S.71 is enforced by the Vermont Attorney General. Consistent with the compromise that made passage possible, the bill does not carry the broad private right of action that doomed the 2024 effort. This is the single most important structural fact for risk modeling: enforcement risk flows through a state regulator with finite resources and a cure-and-notice posture, not through the plaintiffs’ bar.

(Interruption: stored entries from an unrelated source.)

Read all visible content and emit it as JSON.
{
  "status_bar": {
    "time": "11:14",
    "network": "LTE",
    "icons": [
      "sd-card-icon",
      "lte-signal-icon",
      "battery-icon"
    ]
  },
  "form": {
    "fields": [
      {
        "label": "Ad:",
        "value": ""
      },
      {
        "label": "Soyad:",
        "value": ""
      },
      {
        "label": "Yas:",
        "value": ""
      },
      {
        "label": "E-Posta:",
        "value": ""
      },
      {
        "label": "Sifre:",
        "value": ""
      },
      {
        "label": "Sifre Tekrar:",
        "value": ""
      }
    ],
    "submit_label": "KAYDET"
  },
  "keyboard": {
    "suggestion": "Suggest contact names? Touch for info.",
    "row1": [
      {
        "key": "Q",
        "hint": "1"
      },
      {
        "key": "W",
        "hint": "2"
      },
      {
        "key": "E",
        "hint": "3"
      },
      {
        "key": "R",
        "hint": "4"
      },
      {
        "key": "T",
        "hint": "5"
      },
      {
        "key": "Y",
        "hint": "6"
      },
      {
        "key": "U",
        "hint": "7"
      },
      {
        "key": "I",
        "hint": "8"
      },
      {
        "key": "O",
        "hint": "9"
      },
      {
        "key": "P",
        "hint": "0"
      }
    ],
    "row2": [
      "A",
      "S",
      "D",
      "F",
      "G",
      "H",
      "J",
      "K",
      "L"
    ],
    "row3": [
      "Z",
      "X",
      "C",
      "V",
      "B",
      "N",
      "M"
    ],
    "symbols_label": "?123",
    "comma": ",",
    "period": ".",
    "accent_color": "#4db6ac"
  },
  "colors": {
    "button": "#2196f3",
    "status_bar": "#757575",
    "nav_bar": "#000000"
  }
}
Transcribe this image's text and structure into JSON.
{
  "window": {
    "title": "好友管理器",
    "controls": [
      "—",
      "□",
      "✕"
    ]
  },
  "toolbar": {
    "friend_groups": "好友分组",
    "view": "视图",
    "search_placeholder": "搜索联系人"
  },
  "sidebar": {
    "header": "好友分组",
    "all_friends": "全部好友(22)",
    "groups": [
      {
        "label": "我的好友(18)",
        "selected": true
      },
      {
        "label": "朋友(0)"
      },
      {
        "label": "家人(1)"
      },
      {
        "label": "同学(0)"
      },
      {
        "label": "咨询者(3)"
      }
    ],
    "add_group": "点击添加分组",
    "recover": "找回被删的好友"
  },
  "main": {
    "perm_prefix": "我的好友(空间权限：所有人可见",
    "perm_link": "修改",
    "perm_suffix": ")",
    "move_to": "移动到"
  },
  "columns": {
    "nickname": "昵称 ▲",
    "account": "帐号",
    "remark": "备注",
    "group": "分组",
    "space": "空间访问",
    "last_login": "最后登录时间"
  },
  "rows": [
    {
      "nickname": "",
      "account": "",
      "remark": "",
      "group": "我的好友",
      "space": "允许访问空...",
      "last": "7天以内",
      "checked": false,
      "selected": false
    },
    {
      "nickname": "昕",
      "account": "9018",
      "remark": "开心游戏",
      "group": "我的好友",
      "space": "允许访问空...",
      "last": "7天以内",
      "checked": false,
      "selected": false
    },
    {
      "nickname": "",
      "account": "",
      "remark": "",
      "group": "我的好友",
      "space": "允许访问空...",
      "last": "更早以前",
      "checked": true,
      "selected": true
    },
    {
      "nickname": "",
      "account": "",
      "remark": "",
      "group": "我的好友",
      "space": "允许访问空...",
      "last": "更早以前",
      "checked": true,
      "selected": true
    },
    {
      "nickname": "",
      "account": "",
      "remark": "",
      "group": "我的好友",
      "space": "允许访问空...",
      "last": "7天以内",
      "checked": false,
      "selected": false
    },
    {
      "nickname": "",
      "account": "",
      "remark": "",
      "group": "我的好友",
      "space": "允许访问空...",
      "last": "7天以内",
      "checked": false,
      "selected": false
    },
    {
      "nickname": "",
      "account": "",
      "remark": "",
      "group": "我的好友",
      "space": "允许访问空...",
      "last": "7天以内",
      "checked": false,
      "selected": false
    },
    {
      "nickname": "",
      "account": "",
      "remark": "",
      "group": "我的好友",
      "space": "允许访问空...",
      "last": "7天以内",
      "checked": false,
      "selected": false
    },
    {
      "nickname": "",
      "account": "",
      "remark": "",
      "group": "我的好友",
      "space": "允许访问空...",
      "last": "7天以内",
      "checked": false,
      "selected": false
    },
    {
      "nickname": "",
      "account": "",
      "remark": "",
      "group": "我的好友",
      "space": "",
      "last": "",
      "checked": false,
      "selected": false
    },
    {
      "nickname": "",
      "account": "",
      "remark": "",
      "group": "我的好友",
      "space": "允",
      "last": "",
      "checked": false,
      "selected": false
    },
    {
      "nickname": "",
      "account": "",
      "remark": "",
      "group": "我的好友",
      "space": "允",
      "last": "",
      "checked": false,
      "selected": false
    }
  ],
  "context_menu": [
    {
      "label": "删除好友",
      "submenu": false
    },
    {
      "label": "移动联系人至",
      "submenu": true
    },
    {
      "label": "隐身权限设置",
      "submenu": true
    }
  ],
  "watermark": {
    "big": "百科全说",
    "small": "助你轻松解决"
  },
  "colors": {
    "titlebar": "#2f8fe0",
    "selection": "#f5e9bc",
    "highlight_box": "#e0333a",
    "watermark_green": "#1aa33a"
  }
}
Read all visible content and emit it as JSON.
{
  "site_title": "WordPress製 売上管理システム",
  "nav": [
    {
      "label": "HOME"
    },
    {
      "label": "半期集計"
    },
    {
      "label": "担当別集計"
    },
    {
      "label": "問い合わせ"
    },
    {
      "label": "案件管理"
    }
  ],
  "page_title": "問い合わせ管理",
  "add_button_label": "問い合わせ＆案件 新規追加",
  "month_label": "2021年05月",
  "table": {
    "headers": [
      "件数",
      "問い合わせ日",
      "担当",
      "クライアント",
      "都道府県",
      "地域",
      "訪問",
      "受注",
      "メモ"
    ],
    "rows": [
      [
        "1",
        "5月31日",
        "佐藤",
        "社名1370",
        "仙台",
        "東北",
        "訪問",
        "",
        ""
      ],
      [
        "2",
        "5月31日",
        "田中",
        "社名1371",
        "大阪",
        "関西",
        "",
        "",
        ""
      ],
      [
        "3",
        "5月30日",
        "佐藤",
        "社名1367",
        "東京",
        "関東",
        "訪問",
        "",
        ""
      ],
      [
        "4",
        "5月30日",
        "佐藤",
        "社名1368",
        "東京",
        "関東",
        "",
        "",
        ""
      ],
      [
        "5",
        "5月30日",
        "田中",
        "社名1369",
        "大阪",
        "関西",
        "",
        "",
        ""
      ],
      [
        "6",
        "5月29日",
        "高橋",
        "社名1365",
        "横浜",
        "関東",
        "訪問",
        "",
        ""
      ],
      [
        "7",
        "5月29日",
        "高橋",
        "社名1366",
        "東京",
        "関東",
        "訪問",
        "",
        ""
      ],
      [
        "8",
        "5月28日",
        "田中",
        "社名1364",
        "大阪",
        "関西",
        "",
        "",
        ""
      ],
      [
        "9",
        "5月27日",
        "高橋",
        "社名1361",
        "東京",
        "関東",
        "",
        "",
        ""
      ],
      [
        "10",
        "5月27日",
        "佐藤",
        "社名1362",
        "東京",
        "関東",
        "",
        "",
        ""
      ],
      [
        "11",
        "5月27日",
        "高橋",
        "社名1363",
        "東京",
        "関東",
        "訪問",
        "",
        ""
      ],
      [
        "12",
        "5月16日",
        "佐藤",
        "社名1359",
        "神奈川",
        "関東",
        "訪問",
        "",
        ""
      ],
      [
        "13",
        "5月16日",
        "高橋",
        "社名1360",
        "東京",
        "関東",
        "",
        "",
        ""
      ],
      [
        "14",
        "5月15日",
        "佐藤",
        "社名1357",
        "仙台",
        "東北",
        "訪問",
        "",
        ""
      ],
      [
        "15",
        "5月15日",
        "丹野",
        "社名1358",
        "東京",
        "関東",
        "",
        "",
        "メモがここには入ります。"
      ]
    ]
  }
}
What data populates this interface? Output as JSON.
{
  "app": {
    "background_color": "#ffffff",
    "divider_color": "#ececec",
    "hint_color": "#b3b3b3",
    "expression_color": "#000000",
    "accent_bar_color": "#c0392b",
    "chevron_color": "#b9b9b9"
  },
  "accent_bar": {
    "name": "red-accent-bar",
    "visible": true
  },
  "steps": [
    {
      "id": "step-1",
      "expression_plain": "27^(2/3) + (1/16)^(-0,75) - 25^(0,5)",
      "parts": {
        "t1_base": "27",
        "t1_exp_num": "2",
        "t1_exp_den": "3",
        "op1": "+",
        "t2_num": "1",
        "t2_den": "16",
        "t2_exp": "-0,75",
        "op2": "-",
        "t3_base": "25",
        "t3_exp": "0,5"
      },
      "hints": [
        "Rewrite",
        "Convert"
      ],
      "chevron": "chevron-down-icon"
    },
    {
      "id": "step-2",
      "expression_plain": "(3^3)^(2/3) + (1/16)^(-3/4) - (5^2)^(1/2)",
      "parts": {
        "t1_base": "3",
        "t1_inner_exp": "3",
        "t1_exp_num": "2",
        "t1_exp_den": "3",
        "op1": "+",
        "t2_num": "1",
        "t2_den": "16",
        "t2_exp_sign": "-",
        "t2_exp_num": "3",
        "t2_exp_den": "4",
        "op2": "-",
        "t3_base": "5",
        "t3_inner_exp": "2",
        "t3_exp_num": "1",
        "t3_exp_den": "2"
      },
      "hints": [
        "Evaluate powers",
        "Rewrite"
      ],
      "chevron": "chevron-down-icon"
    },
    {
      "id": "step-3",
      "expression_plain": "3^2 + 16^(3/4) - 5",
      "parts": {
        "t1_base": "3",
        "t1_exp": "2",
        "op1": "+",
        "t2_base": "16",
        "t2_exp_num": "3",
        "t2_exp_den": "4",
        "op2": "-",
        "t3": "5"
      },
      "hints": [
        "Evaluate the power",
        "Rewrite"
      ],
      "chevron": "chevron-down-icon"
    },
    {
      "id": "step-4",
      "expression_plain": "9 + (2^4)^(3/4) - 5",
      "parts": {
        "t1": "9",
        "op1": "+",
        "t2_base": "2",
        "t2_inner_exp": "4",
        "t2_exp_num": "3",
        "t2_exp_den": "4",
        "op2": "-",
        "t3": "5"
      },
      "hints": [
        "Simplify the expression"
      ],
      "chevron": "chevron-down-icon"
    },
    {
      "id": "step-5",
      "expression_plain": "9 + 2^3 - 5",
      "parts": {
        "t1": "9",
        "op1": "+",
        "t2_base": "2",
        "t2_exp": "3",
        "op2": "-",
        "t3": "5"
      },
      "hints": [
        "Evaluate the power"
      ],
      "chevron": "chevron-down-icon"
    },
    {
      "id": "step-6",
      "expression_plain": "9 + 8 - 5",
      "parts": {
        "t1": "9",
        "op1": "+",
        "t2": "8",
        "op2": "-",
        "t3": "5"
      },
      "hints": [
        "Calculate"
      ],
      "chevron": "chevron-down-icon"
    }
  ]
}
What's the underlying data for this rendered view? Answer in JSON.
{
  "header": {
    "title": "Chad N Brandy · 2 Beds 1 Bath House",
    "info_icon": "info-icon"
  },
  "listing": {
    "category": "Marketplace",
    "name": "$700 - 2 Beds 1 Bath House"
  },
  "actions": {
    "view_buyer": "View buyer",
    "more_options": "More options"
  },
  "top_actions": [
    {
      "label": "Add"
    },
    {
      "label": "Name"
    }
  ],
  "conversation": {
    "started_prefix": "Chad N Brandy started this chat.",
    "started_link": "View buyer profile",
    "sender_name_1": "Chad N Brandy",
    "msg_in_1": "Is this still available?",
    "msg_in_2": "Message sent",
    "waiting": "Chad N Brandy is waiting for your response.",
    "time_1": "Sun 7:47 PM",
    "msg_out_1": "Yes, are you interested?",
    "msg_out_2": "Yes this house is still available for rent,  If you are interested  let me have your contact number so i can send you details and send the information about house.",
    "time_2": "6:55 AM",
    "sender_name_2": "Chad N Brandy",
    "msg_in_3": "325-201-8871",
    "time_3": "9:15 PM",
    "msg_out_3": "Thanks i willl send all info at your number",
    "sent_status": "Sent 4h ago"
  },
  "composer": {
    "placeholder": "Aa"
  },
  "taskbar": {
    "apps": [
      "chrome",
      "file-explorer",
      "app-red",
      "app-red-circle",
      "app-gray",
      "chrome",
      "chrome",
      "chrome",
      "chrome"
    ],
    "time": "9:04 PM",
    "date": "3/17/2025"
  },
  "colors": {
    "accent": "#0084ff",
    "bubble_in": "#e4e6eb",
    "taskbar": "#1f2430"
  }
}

That distinction matters, but it should not breed complacency. The pattern across the state-privacy landscape in 2026 has been one of intensifying public enforcement. The California Privacy Protection Agency set a record in February 2026 with a $2.75 million settlement against a streaming service for opt-out failures, and Texas, Connecticut, and California attorneys general have all signaled that the early grace period is over. A right-sized AG enforcement regime in a small state is still an enforcement regime, and the conduct it targets — broken opt-outs, undisclosed sales, retention without purpose — is precisely the conduct that automated tools and consumer complaints surface most readily.

The Effective Date and the Compliance Runway

S.71’s obligations take effect on a delayed timeline, giving controllers a meaningful runway before enforcement begins. That runway is an asset, not a reason to defer. The work that actually consumes calendar time — mapping data flows, standing up consent management for sensitive categories, wiring universal opt-out signals into ad-tech and analytics, and rationalizing retention schedules — is the same work every recent state law demands. Teams that treat Vermont as a discrete project will overspend; teams that fold it into a harmonized, highest-common-denominator program will absorb it at the margin.

What To Do Now

For organizations already operating a mature multi-state privacy program, Vermont is an incremental extension. The practical checklist is short but specific:

  • Confirm Vermont scoping. Determine whether your processing volumes cross S.71’s thresholds for Vermont residents. Do not assume a small state means a small obligation — the sale-of-data trigger is lower than the general one.
  • Audit data minimization, not just notice. Re-examine whether the data you collect maps to a stated, necessary purpose. The GM settlement and S.71’s surveillance framing both signal that excess collection is now an independent liability, separate from any disclosure defect.
  • Verify universal opt-out handling. Ensure GPC and equivalent browser signals are honored end-to-end, including in downstream advertising and measurement pipelines where opt-outs are most often dropped.
  • Pressure-test sensitive-data consent. Confirm opt-in consent exists for health, precise geolocation, and other sensitive categories — and that the consent record is auditable.
  • Revisit minor-data logic. Review how age is detected and how that signal restricts targeted advertising and sales for known minors.
  • Update your privacy notice and data-subject-request workflow to reflect Vermont residents and the law’s specific rights.

The Bigger Picture

Vermont’s passage of S.71 underscores a reality compliance teams have been managing for years: in the continued absence of a federal comprehensive privacy law, the states are filling the vacuum one statute at a time, and the newer entrants are drafting toward a more protective standard than the early movers. The proposed federal SECURE Data Act, with its sweeping preemption provision, would in theory collapse this patchwork — but it remains a discussion draft, and Vermont’s legislature did not wait for it.

The operational lesson is the one this site has returned to repeatedly: build to the most protective standard, harmonize across jurisdictions, and treat each new state law as a confirmation of the trajectory rather than a surprise. Vermont does not change the direction of travel. It confirms it.

This article is provided for informational purposes only and does not constitute legal advice.